<書評>『ロバのスーコと旅をする』高田晃太郎 著
[レビュアー] 内澤旬子(文筆家・イラストレーター)
◆マイペースな相棒と共に
近代以前、人類は暮らしの多くを家畜の筋力に頼って生きていた。荷を運びたければ荷車を引かせ、車輪が走らぬ悪路では背に直接荷物を積んで歩かせていた。
石油を動力源とする自動車や耕作機械が発明され、世界中に普及していくにしたがって、彼らは姿を消していく。
ロバも消えゆく家畜のひとつである。本書の著者はそんなロバの背に荷物を載せ、SNSで発信しながら歩き旅を敢行する。場所はイラン、トルコそしてモロッコ。どこも比較的まだロバが多く使役されている稀少(きしょう)なロバ現役国だ。
私も以前にモロッコを旅した際に風景の一部のようにロバを見てきた。愚直でけなげな風情で驚くほど大量の荷物を背に受けていたが、実際の彼らがどんな動物なのかまでは知る機会はなかった。

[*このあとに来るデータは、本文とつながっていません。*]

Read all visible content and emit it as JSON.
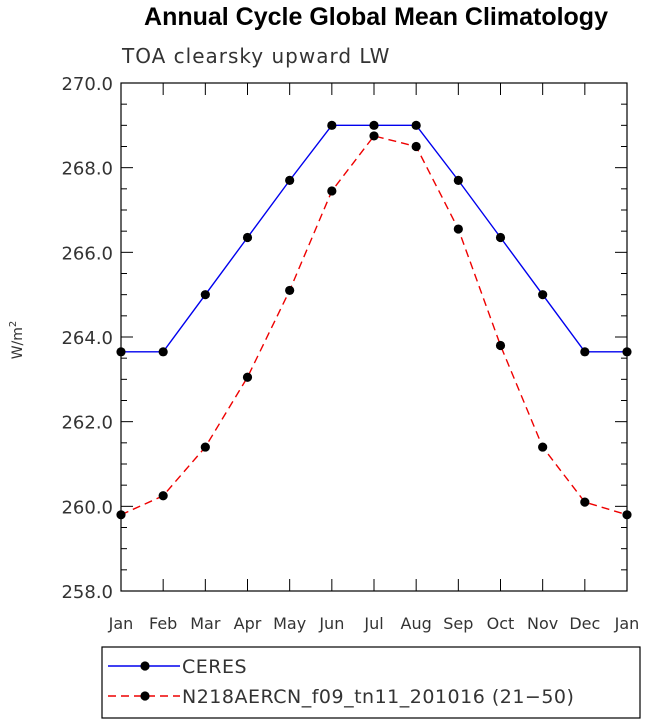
{
  "chart_data": {
    "type": "line",
    "title": "Annual Cycle Global Mean Climatology",
    "subtitle": "TOA clearsky upward LW",
    "ylabel_base": "W/m",
    "ylabel_sup": "2",
    "xlabel": "",
    "categories": [
      "Jan",
      "Feb",
      "Mar",
      "Apr",
      "May",
      "Jun",
      "Jul",
      "Aug",
      "Sep",
      "Oct",
      "Nov",
      "Dec",
      "Jan"
    ],
    "ylim": [
      258.0,
      270.0
    ],
    "yticks": [
      "258.0",
      "260.0",
      "262.0",
      "264.0",
      "266.0",
      "268.0",
      "270.0"
    ],
    "series": [
      {
        "name": "CERES",
        "color": "#0000ee",
        "dash": "solid",
        "values": [
          263.65,
          263.65,
          265.0,
          266.35,
          267.7,
          269.0,
          269.0,
          269.0,
          267.7,
          266.35,
          265.0,
          263.65,
          263.65
        ]
      },
      {
        "name": "N218AERCN_f09_tn11_201016 (21−50)",
        "color": "#ee0000",
        "dash": "dashed",
        "values": [
          259.8,
          260.25,
          261.4,
          263.05,
          265.1,
          267.45,
          268.75,
          268.5,
          266.55,
          263.8,
          261.4,
          260.1,
          259.8
        ]
      }
    ],
    "legend_position": "bottom"
  }
}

本書に出てくるロバたちは哀愁ただよう目つきの割には結構吞気(のんき)でマイペース。果物に夢中になり、草をほおばり鳴き叫び、雌ロバを見かけては発情する様子は、ちょっぴり滑稽でもある。
特別賢かったり人間に忠実なわけでもないところが、実にロバらしくて良い。
けれどもロバを連れているということは、すぐに逃げることもできないために旅人の中でも最も弱い立場になるのだろうか。悪意をぶつけてくる人がいたり、ゆっくり過ぎる旅を怪しまれて取り締まりの対象になったりと、旅は次から次へと災難が降りかかる。
しかしその一方でもてなしてくれる人たちの親切もまた無限大。御馳走(ごちそう)や安全な寝床を提供されるたびに、読み手は人間が持つ打算のない善性に触れ、じんわり満たされる。
次の村で待っているのは災難か、はたまた歓待か。ゆっくり休むことはできるのか。草は生えているか。いつのまにかロバと一緒にてくてく歩いている著者と一体となり、旅を楽しみ、読み終えてしまうのが淋(さび)しくてたまらなくなっていた。
旅に出かけたくなる紀行文であり、同時にロバ市場や牧場など今も残るロバ文化について知ることができる数少ない本でもある。
(河出書房新社・1782円)
1989年生まれ。北海道で新聞記者をした後、国内外をロバと旅する。